Crocetta, le intercettazioni | e la compagnia dello strascico - Live Sicilia

Crocetta, le intercettazioni | e la compagnia dello strascico

Si può parlare di un argomento tabù? Si può parlare di un presidente che definiamo politicamente impresentabile e che ha il diritto di difendere il suo onore? Nessuno dovrebbe essere crocifisso solo per il silenzio. Nessuno dovrebbe essere massacrato.

Ogni intercettazione che vede la luce è un vaso di Pandora: andrebbe scoperchiata con grande cura, per evitare che fugga via, senza motivo, la dignità delle persone.

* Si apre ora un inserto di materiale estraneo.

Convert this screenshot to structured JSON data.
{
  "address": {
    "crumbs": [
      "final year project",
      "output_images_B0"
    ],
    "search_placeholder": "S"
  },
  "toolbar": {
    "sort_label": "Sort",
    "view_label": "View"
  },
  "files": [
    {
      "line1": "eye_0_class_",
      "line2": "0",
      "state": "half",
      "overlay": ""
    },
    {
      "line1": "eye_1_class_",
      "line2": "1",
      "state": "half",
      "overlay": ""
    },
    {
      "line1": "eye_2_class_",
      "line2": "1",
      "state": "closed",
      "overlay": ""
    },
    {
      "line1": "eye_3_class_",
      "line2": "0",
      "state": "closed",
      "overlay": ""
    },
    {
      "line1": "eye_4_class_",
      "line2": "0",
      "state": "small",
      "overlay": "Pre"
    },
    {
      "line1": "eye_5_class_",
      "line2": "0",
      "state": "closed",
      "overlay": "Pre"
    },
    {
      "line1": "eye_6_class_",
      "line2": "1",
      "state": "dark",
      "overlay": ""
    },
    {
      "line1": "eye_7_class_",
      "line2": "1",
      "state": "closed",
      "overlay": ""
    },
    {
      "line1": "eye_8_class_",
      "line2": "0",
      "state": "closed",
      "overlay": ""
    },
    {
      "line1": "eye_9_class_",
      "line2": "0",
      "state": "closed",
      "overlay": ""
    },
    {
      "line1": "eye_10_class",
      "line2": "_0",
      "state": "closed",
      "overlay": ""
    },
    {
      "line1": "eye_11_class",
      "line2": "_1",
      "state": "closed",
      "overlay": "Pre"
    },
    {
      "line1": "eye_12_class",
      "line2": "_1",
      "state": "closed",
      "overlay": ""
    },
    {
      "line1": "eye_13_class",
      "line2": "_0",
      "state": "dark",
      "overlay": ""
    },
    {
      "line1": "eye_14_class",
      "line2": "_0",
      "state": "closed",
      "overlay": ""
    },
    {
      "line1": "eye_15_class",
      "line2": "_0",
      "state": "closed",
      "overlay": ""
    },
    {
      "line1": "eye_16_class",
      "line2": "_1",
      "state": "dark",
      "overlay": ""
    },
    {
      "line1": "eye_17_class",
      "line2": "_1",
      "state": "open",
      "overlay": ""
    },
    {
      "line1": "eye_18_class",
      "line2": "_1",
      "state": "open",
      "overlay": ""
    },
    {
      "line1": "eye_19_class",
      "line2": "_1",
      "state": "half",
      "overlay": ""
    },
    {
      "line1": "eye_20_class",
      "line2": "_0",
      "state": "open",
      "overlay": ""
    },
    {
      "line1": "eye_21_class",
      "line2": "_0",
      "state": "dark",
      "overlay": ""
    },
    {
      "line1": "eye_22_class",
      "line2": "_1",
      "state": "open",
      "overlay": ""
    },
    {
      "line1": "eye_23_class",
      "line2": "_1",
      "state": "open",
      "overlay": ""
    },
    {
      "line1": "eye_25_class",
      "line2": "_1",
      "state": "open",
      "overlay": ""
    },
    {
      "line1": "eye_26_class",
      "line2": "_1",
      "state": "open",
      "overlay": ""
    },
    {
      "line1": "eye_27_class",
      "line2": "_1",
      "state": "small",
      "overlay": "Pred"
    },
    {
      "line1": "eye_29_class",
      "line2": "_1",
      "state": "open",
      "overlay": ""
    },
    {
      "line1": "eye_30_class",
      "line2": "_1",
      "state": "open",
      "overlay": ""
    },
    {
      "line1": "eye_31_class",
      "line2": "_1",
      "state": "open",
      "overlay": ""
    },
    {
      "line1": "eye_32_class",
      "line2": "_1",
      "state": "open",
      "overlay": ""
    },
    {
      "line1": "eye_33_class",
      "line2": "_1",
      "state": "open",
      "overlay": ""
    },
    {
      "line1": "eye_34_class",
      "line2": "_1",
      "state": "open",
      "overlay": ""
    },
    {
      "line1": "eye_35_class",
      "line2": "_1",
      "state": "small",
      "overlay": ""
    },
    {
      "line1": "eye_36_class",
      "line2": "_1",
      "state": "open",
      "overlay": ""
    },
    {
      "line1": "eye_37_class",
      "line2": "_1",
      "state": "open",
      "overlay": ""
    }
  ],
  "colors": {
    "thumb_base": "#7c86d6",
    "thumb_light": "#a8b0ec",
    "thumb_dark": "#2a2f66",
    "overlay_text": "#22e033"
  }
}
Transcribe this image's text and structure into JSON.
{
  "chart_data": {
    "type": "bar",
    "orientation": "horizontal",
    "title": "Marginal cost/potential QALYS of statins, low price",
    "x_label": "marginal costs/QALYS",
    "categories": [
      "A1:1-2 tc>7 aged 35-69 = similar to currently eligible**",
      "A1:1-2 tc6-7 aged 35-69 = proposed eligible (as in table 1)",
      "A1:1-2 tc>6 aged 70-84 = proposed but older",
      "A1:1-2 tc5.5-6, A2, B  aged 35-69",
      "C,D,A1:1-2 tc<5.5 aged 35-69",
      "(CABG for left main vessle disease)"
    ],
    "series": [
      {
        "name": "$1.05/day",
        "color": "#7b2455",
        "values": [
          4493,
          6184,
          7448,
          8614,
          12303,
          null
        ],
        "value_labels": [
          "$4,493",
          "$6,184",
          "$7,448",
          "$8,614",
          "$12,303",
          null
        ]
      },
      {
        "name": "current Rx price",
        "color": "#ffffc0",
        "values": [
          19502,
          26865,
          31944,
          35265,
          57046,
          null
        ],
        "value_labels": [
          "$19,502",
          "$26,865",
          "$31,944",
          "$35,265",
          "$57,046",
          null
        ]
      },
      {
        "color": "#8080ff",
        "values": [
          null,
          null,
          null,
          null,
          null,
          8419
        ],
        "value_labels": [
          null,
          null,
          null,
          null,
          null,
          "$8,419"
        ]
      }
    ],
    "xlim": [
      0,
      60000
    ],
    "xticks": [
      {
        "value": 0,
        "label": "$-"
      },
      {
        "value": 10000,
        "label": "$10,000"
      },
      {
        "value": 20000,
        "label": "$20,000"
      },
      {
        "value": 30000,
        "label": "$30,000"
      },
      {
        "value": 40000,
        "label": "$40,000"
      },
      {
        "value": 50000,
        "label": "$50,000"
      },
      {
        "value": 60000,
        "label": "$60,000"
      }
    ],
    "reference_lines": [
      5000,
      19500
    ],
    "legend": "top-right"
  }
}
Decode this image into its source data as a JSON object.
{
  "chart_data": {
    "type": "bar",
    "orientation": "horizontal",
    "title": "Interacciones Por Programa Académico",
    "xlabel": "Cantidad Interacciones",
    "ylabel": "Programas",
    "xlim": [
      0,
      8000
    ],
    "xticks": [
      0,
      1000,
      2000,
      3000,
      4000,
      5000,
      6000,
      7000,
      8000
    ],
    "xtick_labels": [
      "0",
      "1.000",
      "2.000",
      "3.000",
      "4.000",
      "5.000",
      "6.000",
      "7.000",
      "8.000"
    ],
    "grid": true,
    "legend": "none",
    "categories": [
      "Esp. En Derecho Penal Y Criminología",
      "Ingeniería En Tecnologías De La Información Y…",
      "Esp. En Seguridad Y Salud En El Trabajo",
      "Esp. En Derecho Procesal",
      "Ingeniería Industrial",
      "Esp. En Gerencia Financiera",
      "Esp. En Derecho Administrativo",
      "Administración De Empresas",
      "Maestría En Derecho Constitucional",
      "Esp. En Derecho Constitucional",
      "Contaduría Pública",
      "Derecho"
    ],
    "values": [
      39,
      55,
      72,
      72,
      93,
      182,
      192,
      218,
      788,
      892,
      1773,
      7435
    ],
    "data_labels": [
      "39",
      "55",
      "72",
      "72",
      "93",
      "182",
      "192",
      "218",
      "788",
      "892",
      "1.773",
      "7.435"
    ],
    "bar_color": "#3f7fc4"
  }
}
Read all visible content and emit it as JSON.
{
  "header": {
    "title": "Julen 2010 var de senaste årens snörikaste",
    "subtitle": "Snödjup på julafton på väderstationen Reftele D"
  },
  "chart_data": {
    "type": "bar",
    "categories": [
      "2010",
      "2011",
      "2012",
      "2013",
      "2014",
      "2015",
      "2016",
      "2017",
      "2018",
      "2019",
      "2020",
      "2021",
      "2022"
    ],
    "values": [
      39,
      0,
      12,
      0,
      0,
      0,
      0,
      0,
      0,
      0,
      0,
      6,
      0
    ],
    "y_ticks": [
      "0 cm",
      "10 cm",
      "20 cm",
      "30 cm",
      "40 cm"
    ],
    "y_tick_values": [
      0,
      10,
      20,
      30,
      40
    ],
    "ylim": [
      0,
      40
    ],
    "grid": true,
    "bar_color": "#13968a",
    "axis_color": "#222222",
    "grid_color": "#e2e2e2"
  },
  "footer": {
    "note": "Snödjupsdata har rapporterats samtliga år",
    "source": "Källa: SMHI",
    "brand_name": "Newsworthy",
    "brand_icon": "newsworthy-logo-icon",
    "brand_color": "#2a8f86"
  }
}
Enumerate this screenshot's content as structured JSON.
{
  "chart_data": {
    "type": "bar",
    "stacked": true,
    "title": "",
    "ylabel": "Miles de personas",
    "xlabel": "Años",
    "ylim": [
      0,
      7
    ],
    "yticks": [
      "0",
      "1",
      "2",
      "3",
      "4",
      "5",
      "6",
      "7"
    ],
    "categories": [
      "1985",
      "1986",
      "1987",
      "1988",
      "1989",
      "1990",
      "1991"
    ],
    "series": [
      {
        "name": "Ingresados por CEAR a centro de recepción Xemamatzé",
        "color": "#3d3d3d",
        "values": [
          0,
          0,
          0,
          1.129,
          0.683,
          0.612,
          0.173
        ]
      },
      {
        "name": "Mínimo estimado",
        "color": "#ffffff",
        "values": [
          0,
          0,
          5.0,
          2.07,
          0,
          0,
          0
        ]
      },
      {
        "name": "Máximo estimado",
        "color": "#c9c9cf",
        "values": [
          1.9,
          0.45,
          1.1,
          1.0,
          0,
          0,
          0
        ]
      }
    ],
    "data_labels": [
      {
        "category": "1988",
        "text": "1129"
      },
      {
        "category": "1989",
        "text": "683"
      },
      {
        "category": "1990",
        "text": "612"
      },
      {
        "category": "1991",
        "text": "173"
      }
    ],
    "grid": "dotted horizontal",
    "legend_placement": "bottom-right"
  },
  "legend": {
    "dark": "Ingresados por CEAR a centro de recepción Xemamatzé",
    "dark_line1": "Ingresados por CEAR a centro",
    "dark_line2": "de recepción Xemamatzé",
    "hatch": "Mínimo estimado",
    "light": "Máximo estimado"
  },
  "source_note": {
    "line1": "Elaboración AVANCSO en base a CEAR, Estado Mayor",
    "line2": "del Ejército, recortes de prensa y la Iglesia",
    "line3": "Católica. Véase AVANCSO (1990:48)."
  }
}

Al telefono diciamo e ascoltiamo di tutto: spifferi che non sempre riguardano la nostra piena coscienza. Sconcezze, leggerezze, cose che non ripeteremmo, frammenti che non hanno alcun valore, purché non siano di rilievo certamente penale o di interesse sicuramente generale. Basterebbe fare la prova e riascoltare il chiacchiericcio privato di ciascuno: vedremmo emergere piccole miserie umane, ricatti sentimentali, materiale da sgabuzzino, su cui mai impegneremmo noi stessi. Voci dal vaso fuggite in barba al supremo principio dell’intimità e della riservatezza.

Invece, quelle stesse parole decontestualizzate, date in pasto al primo taccuino disponibile, possono diventare tavole della legge, notizie di un reato che non c’è. Su di esse si esercitano il gusto del morboso e la necessità di tortura, tipica dei colpevoli che l’hanno fatta franca, di coloro che sanno quanto risulterebbero ignobili se sottoposti al vaglio perpetuo del Grande Fratello auricolare.

Cura. Ci vuole cura. E sensibilità. Rosario Crocetta è stato martoriato per un colloquio fantasma, smentito dalle Procure. A prescindere dalla controversia sulla veridicità di quella famosa intercettazione, pochi hanno colto l’altro punto in gioco. Nessuno può essere crocifisso al suo silenzio. Giacché era proprio questa la lancia nel costato del governatore, l’accusa somma: il suo essere rimasto zitto davanti a una presunta affermazione irricevibile. A margine, Saro da Gela ha creato con spregiudicatezza tattica il suo capolavoro. E’ riuscito a capovolgere i termini del processo sommario. Alla fine, l’articolo dell’Espresso si è risolto nella beatificazione di un presidente politicamente impresentabile. Resta, però, il fatto: un silenzio è niente, assenza di pronuncia, nulla, da riempire secondo convenienza o interesse. Non dovrebbe trasformarsi nel chiodo che appende alla croce la reputazione di una persona.

Ce ne sarebbe già abbastanza – in teoria e casistica – per discutere di intercettazioni, di registrazioni, di video, di conversazioni carpite di nascosto, o di altre dicerie a portata di condivisione che lambiscono una materia delicata come la privacy. Eppure, ogni volta che nasce un tentativo di dibattito, ecco che viene strangolato in culla dai puristi dell’allarme sociale. Lanciano un appello accorato e unanime in successione: opinionisti, giudici, alti commissari, persone serissime e perbene che affidano la loro idea di palingenesi sociale alla pesca a strascico. Si getti la rete, si raccolga ogni voce. E tutto, magari, si pubblichi: chi dissente avrà pur qualcosa da celare.

Tutto, pur di non fermare l’implacabile ricerca della verità, poiché nella più infinitesimale inezia “può esserci un boss nascosto”. Al minimo sussurro che argomenti in senso contrario – facendo presente che c’è perfino il diritto degli ignari e innocenti a non subire esecuzioni mediatiche, stabilendo norme e sanzioni – la compagnia insorge. Nessuno esca dalla casa del Grande Fratello, senza permesso. Nessuno metta bocca tra silenzi e sussurri. E che la pesca a strascico delle vite altrui continui indisturbata.